Scientists have been using MRI images (like the ones pictured here) to train artificial intelligence to detect cancers earlier and with more accuracy. Here, MIT's AI system, MIRAI, looks for patterns in a patient's mammograms to detect breast cancer earlier than ever before. news.mit.edu
But even though the AI was better able to pinpoint cancer on an image, it doesn’t mean radiologists will soon be out of a job. Dr. Laura Heacock, a breast radiologist at NYU, said in an interview with CNN that radiologists do much more than simply screening mammograms, and that even well-trained technology can make errors. “These tools work best when paired with highly-trained radiologists who make the final call on your mammogram. Think of it as a tool like a stethoscope for a cardiologist.”
AI is still an emerging technology, but more and more doctors are using them to detect different cancers. For example, researchers at MIT have developed a program called MIRAI, which looks at patterns in patient mammograms across a series of scans and uses an algorithm to model a patient's risk of developing breast cancer over time. The program was "trained" with more than 200,000 breast imaging scans from Massachusetts General Hospital and has been tested on over 100,000 women in different hospitals across the world.
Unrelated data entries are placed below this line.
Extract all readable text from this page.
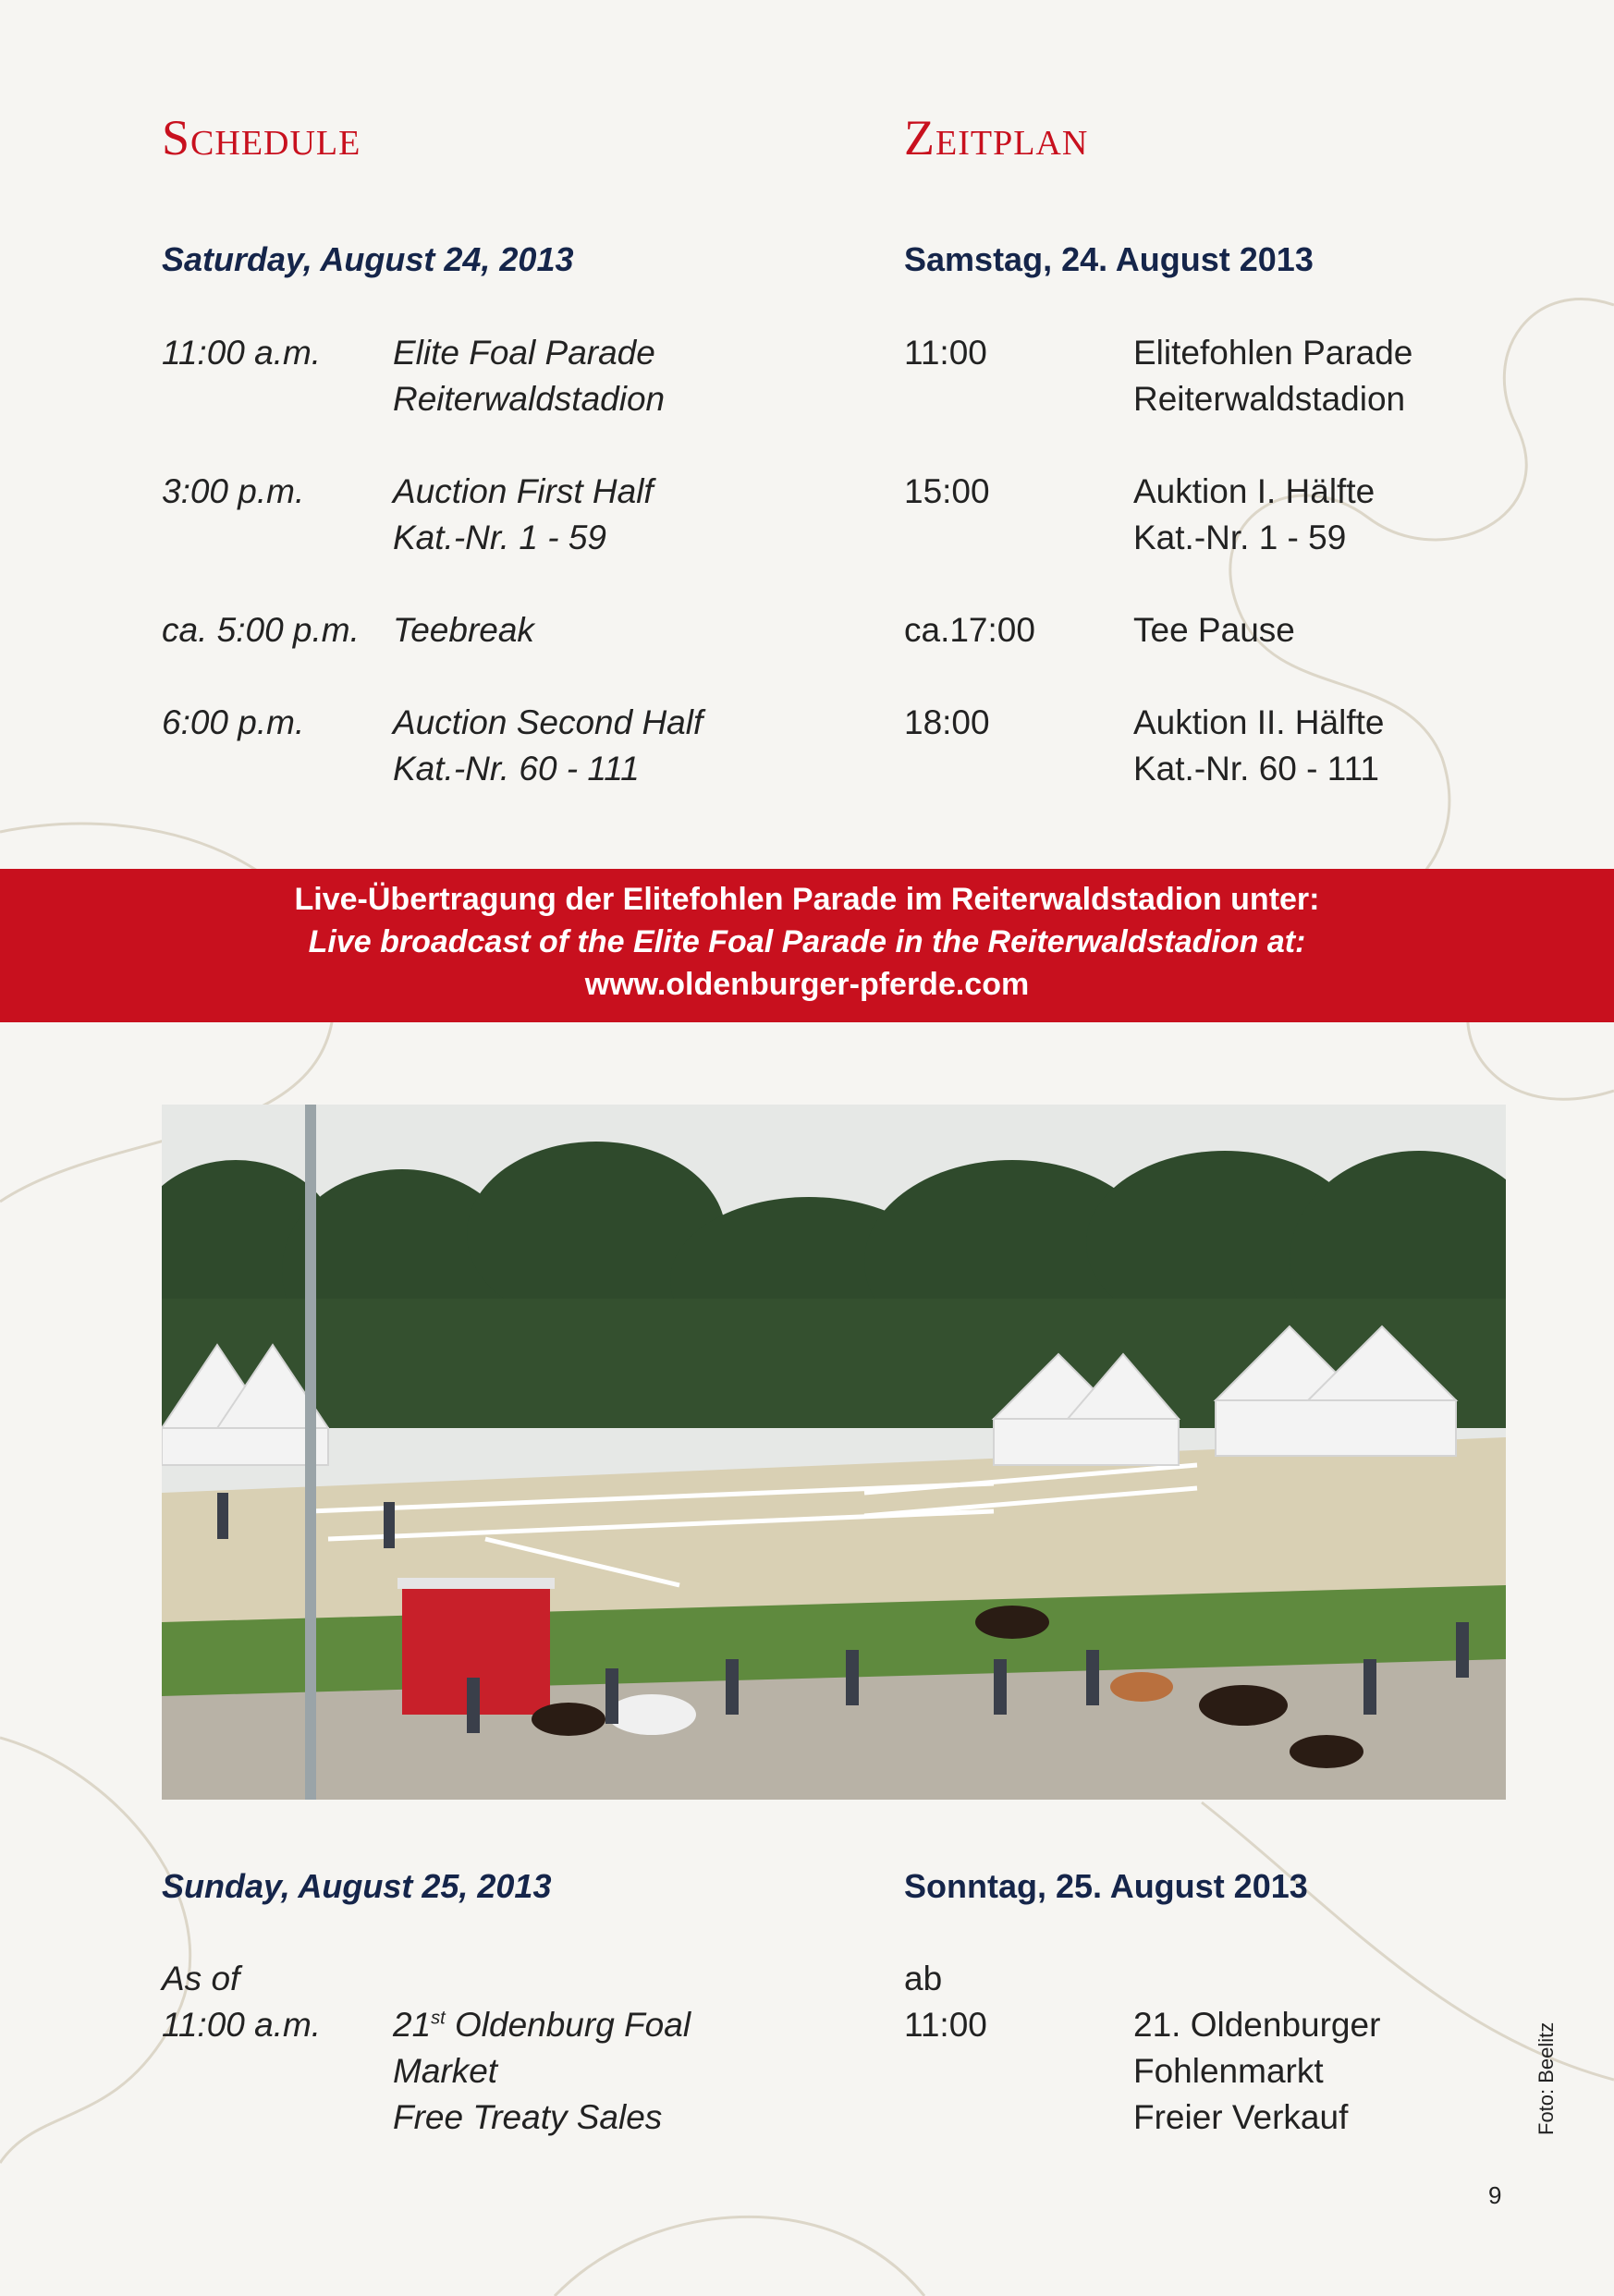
Schedule	Zeitplan

Saturday, August 24, 2013	Samstag, 24. August 2013

11:00 a.m. Elite Foal Parade
Reiterwaldstadion
3:00 p.m.	Auction First Half
Kat.-Nr. 1 - 59
ca. 5:00 p.m. Teebreak
6:00 p.m.	Auction Second Half
Kat.-Nr. 60 - 111
11:00	Elitefohlen Parade
Reiterwaldstadion
15:00	Auktion I. Hälfte
Kat.-Nr. 1 - 59
ca.17:00	Tee Pause
18:00	Auktion II. Hälfte
Kat.-Nr. 60 - 111
Live-Übertragung der Elitefohlen Parade im Reiterwaldstadion unter:
Live broadcast of the Elite Foal Parade in the Reiterwaldstadion at:
www.oldenburger-pferde.com

Sunday, August 25, 2013	Sonntag, 25. August 2013

As of
11:00 a.m. 21st Oldenburg Foal
Market
Free Treaty Sales
ab
11:00	21. Oldenburger
Fohlenmarkt
Freier Verkauf	Foto: Beelitz
9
According to MIT, MIRAI "has been shown to be more accurate in predicting the risk for developing breast cancer in the short term (over a 3-year period) compared to traditional tools." It has also been able to detect breast cancer up to five years before a patient receives a diagnosis.
The challenges for cancer-detecting AI tools now is not just accuracy. AI tools are also being challenged to perform consistently well across different ages, races, and breast density profiles, particularly given the increased risks that different women face. For example, Black women are 42 percent more likely than white women to die from breast cancer, despite having nearly the same rates of breast cancer as white women. Recently, an FDA-approved AI device for screening breast cancer has come under fire for wrongly detecting cancer in Black patients significantly more often than white patients.
As AI technology improves, radiologists will be able to accurately scan a more diverse set of patients at a larger volume than ever before, potentially saving more lives than ever.